Он был одет так же, как утром, только волосы у него были слегка взъерошены. Он остановился на пороге, окинул взглядом опустевшую мастерскую, сделал несколько шагов, опять остановился и посмотрел в сторону раздевалки. Эспосито, все еще в своей набедренной повязке, повернулся к нему. С минуту он смущенно переминался с ноги на ногу. Ивар подумал, что Марку должен сказать что-нибудь. Но Марку оставался за завесой струившейся на него воды. Эспосито схватил рубашку, проворно надел ее, и в эту минуту Лассаль слегка приглушенным голосом сказал: «Всего хорошего», – и направился к задней двери. Когда Ивар подумал, что надо его окликнуть, дверь уже закрылась за ним.
Ивар оделся, не помывшись, тоже сказал «всего хорошего», но от всего сердца, и товарищи ответили ему так же тепло. Он быстро вышел, взял свой велосипед и, когда сел на него, снова почувствовал ломоту в спине. Близился вечер, и город теперь был запружен людьми и машинами. Но он ехал быстро, торопясь добраться до своего старого дома с террасой. Там он помоется в прачечной, а потом сядет полюбоваться на море, которое уже провожало его, – он видел поверх парапета его синеву, более густую, чем утром. Но и мысль о девочке провожала его, он не мог не думать о ней.

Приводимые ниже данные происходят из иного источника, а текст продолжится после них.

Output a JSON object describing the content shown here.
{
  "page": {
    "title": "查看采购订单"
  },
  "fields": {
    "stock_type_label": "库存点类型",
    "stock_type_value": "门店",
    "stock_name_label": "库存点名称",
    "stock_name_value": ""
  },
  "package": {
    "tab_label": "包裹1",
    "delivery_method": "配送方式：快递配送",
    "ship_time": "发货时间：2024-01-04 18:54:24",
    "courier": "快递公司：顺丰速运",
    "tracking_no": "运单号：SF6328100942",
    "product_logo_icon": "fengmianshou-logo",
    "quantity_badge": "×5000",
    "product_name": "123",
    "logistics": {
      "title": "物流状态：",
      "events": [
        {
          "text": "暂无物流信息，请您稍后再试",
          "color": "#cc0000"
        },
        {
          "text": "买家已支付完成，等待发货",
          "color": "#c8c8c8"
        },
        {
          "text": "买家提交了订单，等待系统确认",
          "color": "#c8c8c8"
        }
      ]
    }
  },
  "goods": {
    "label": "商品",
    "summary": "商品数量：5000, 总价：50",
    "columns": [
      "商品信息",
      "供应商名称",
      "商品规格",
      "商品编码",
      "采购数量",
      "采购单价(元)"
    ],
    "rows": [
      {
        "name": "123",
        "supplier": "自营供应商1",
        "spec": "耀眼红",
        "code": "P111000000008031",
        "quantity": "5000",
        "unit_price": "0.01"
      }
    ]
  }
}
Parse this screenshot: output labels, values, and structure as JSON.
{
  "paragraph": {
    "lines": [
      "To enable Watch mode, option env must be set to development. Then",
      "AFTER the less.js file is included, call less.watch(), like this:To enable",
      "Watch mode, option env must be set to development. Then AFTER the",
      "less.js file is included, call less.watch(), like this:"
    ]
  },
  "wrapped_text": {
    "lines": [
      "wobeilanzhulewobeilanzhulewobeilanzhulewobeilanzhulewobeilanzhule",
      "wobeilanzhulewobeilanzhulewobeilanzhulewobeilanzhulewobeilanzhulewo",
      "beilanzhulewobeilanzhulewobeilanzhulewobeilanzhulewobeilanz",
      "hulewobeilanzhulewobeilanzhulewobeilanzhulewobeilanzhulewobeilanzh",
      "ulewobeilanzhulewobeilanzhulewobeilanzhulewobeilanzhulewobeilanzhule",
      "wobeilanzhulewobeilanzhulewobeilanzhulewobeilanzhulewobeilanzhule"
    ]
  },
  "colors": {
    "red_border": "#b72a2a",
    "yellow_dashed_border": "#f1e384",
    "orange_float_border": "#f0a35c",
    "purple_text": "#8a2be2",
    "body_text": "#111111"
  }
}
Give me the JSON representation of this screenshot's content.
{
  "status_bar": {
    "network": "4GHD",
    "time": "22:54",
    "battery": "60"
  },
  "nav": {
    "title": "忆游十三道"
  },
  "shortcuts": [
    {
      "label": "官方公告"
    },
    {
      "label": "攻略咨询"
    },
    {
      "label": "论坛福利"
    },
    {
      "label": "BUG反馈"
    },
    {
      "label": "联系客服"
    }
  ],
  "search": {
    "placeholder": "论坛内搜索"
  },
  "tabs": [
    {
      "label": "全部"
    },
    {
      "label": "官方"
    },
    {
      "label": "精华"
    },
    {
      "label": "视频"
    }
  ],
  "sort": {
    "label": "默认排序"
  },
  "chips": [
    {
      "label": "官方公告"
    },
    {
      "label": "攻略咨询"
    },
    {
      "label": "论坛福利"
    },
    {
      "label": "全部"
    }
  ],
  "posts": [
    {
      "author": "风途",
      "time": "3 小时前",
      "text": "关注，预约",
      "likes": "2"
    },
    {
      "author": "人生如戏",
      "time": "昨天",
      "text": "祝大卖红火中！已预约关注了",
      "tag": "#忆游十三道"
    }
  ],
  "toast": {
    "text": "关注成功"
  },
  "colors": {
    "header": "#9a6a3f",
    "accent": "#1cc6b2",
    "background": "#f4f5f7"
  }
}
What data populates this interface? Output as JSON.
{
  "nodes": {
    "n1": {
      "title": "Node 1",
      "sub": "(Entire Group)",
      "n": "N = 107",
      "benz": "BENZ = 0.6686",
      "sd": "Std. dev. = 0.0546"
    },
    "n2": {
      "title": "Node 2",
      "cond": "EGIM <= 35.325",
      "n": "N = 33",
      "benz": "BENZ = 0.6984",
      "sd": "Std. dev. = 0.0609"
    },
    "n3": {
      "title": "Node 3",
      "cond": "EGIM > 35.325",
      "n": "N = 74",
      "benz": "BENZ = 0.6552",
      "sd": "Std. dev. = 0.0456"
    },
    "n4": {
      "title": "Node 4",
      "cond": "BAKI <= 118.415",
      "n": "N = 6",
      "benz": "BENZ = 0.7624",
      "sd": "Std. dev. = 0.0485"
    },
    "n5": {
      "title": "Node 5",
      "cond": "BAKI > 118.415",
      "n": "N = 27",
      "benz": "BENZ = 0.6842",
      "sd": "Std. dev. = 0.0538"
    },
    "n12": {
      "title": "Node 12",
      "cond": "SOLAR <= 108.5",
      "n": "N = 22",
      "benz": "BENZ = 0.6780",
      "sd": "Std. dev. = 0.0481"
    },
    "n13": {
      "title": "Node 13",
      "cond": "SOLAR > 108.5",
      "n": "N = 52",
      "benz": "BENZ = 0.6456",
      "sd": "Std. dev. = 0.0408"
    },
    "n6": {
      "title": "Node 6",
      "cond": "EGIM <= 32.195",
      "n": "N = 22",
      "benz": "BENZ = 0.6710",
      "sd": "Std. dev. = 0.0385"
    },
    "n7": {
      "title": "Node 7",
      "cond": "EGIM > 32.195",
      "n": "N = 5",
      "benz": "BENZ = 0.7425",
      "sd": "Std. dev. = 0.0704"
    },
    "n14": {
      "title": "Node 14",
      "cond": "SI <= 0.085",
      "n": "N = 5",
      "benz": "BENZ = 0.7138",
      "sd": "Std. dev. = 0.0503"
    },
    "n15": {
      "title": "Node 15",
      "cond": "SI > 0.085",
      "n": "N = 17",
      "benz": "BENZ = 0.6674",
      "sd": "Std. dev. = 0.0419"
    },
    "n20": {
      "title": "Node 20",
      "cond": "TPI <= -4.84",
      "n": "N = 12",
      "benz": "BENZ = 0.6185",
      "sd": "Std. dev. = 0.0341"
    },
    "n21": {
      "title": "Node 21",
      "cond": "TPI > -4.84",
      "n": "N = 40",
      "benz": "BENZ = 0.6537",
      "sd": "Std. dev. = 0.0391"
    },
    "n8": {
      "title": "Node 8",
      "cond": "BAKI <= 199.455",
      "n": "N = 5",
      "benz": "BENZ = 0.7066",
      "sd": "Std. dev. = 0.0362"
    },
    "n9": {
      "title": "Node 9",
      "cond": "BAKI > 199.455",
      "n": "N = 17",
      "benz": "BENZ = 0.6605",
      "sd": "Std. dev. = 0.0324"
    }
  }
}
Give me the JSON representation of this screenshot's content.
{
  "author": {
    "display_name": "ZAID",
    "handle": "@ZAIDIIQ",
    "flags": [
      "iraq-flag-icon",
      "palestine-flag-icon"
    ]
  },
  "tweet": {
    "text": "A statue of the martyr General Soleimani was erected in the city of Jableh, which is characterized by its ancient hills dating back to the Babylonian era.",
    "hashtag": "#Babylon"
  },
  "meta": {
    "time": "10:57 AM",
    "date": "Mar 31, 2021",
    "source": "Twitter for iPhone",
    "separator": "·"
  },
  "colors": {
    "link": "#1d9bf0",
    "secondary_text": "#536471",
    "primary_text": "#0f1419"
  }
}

Дома мальчик, вернувшись из школы, читал иллюстрированные журналы. Фернанда спросила Ивара, как все обошлось. Он ничего не ответил, помылся в прачечной, потом вышел на террасу и сел на скамейку лицом к морю под развешанным для просушки чиненым-перечиненым бельем. Море было по-вечернему тихое, а небо над ним становилось прозрачным. Фернанда принесла анисовку, два стакана и кувшин с холодной водой. Она села возле мужа. Он ей все рассказал, держа ее за руку, как бывало в первое время после их свадьбы. Кончив, он долго сидел неподвижно, устремив взгляд на море, где на всем горизонте, от края до края, быстро надвигались сумерки. «Он сам виноват!» – проронил Ивар. Ему хотелось бы быть молодым и чтобы Фернанда тоже была еще молодой и они бы уехали куда-нибудь далеко, за море.
Учитель смотрел, как те двое поднимаются по склону в его сторону. Один на лошади, другой пешком. Они еще не ступили на проложенную по крутизне тропинку, которая вела к примостившейся на холме школе – тащились еле-еле по снегу, меж камней бескрайнего пустынного плато. Лошадь временами оступалась, это заметно было. Слышать не слышно, а вот как пар из ноздрей вырывается – видно. Те двое, или один из них, местность знали. Они следовали точно по тропе, уже несколько дней скрытой под грязно-белым покровом. Учитель прикинул, что раньше как за полчаса им до вершины не добраться. Было холодно; он вернулся в школу за свитером.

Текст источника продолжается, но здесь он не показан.